Vice President of the People's National Congress
- Incumbent
- Assumed office 5 October 2023 Serving with Hussain Mohamed Latheef Mohamed Saeed Mohamed Hussain Shareef
- President: Mohamed Muizzu

Personal details
- Born: Baarah, Haa Alif Atoll, Maldives
- Party: Congress
- Other political affiliations: Progressive

= Ibrahim Shujau =

Maldivian parliamentarian

Ibrahim Shujau is a Maldivian politician who is currently serving as a member of the People's Majlis for Baarah constituency since 2024, and from 2014 to 2019. He is also an vice president of the People's National Congress, and was a councilor for Hulhumalé in the Malé city council.

== Career ==
In 2014, Shujau was elected to the People's Majlis. He was sworn in on 28 May 2014. In 2019, Shujau lost the 2019 parliamentary elections. In 2024, Shujau was reelected to the People's Majlis, with the highest number of votes.

In 2026, Shujau was reelected as one of the vice presidents of the PNC.

== Controversies ==

=== Allegations of Favoritism ===

In 2024, Shujau faced allegations of using political influence to secure government contracts for associates during the party's administration. According to local newspaper Adhadhu, Official Events, a company owned by Baarashu MP Ibrahim Shujau, received MVR 4.4 million to manage the Maldives Sports Awards.
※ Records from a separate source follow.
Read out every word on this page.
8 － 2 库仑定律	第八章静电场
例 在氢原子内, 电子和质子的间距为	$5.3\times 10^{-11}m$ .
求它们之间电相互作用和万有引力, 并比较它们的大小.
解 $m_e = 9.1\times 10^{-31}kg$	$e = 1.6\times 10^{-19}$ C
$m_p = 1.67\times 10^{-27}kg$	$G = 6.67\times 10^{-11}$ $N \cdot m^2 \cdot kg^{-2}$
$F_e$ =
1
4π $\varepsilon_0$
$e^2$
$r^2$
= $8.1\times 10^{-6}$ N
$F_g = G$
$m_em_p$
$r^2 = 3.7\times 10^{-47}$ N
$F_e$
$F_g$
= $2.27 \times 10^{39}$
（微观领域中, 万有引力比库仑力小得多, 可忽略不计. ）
=== Corruption allegations ===
In August 2025, an alleged document from the Financial Intelligence Unit (FIU) of the Maldives Monetary Authority reporting transactions involving in companies he's involved in. Shujau denies corruption allegations.

Following this, Shujau was removed from both the Parliament's Public Accounts Committee and the State Owned Enterprises Committee.

The Anti-Corruption Commission and the Maldives Police Service launched an investigation into Shujau and his financial transactions.